As one Gordon student said, as a small group walked across the street from all-male Morehouse to all-female Spelman College, "it must be so refreshing to go here, and know that everyone knows what it means to be black."
Or as their Spelman host said: "When I was little, I was the weird smart black girl. And I knew I wanted to go to Spelman.
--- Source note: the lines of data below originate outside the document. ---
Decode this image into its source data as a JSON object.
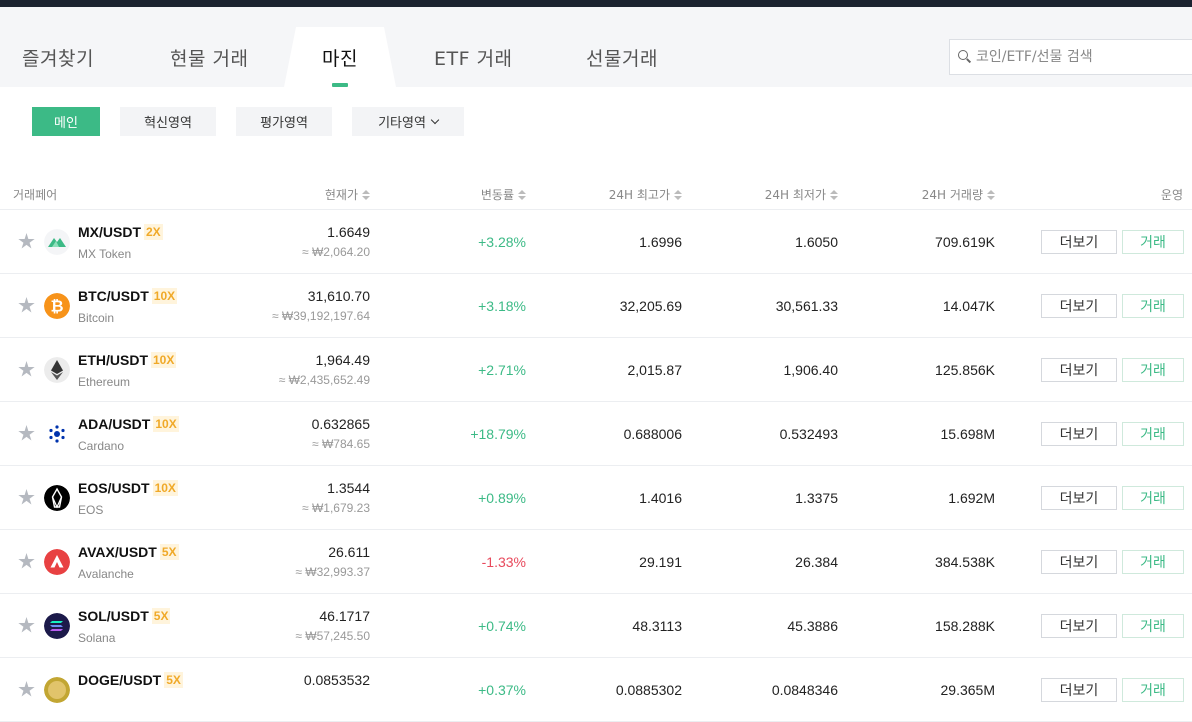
{
  "nav": {
    "tabs": [
      {
        "label": "즐겨찾기"
      },
      {
        "label": "현물 거래"
      },
      {
        "label": "마진"
      },
      {
        "label": "ETF 거래"
      },
      {
        "label": "선물거래"
      }
    ],
    "active_tab": 2,
    "search_placeholder": "코인/ETF/선물 검색"
  },
  "filters": [
    {
      "label": "메인"
    },
    {
      "label": "혁신영역"
    },
    {
      "label": "평가영역"
    },
    {
      "label": "기타영역"
    }
  ],
  "table": {
    "headers": {
      "pair": "거래페어",
      "price": "현재가",
      "change": "변동률",
      "high": "24H 최고가",
      "low": "24H 최저가",
      "volume": "24H 거래량",
      "action": "운영"
    },
    "more_label": "더보기",
    "trade_label": "거래",
    "rows": [
      {
        "pair": "MX/USDT",
        "lev": "2X",
        "name": "MX Token",
        "price": "1.6649",
        "krw": "≈ ₩2,064.20",
        "change": "+3.28%",
        "dir": "up",
        "high": "1.6996",
        "low": "1.6050",
        "volume": "709.619K",
        "icon_color": "#3cba86"
      },
      {
        "pair": "BTC/USDT",
        "lev": "10X",
        "name": "Bitcoin",
        "price": "31,610.70",
        "krw": "≈ ₩39,192,197.64",
        "change": "+3.18%",
        "dir": "up",
        "high": "32,205.69",
        "low": "30,561.33",
        "volume": "14.047K",
        "icon_color": "#f7931a"
      },
      {
        "pair": "ETH/USDT",
        "lev": "10X",
        "name": "Ethereum",
        "price": "1,964.49",
        "krw": "≈ ₩2,435,652.49",
        "change": "+2.71%",
        "dir": "up",
        "high": "2,015.87",
        "low": "1,906.40",
        "volume": "125.856K",
        "icon_color": "#ececec"
      },
      {
        "pair": "ADA/USDT",
        "lev": "10X",
        "name": "Cardano",
        "price": "0.632865",
        "krw": "≈ ₩784.65",
        "change": "+18.79%",
        "dir": "up",
        "high": "0.688006",
        "low": "0.532493",
        "volume": "15.698M",
        "icon_color": "#ffffff"
      },
      {
        "pair": "EOS/USDT",
        "lev": "10X",
        "name": "EOS",
        "price": "1.3544",
        "krw": "≈ ₩1,679.23",
        "change": "+0.89%",
        "dir": "up",
        "high": "1.4016",
        "low": "1.3375",
        "volume": "1.692M",
        "icon_color": "#000000"
      },
      {
        "pair": "AVAX/USDT",
        "lev": "5X",
        "name": "Avalanche",
        "price": "26.611",
        "krw": "≈ ₩32,993.37",
        "change": "-1.33%",
        "dir": "down",
        "high": "29.191",
        "low": "26.384",
        "volume": "384.538K",
        "icon_color": "#e84142"
      },
      {
        "pair": "SOL/USDT",
        "lev": "5X",
        "name": "Solana",
        "price": "46.1717",
        "krw": "≈ ₩57,245.50",
        "change": "+0.74%",
        "dir": "up",
        "high": "48.3113",
        "low": "45.3886",
        "volume": "158.288K",
        "icon_color": "#1c1a4a"
      },
      {
        "pair": "DOGE/USDT",
        "lev": "5X",
        "name": "",
        "price": "0.0853532",
        "krw": "",
        "change": "+0.37%",
        "dir": "up",
        "high": "0.0885302",
        "low": "0.0848346",
        "volume": "29.365M",
        "icon_color": "#c2a633"
      }
    ]
  }
}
And yes, it is wonderful to be somewhere where everyone is black and smart and female."
The next stop was Montgomery, Alabama, where the group will spend the next two nights.
Guide Ann Clemons gave the group a two-hour orientation.
Montgomery's history is deep, and much of it happened in public.
A trip down the streets can be dizzying.
On one corner, there's Rosa Park's bus stop, and a story that's easy to sentimentalize.
On the next block, there's the final stop of the Freedom Riders's bus trip, where they were beaten bloody in the streets.
Montgomery is proud of all of this history, and more.
Tomorrow and Wednesday, eighth graders will dig deeper into that history - and the work of present-day activists - at the Southern Poverty Law Center and at the museums that have grown out of the work of Bryan Stevenson's Equal Justice Initiative.
Day one concluded with a feast.
Before the food was served, each one of the thirty-seven students spoke briefly about their thoughts on the day.
It was seven pm, and they had toured two large cities that day, in two time zones, traveling by airplane, bus and train.
The day had begun at 3am.
And yet, they met Mr. Brown's challenge from the morning, bringing their best selves to the conversation and showing great patience and mutual respect.
And then, finally, they ate fried chicken, rice, black eyed peas, green beans, cabbage, baked chicken, meatballs, spaghetti casserole, corn bread, mac and cheese, sweet potatoes and apple cobbler.
Dinner concluded with boisterous arm wrestling matches.
It was a perfect ending for a trip that sets high expectations, without forgetting that childhood is meant to be fun.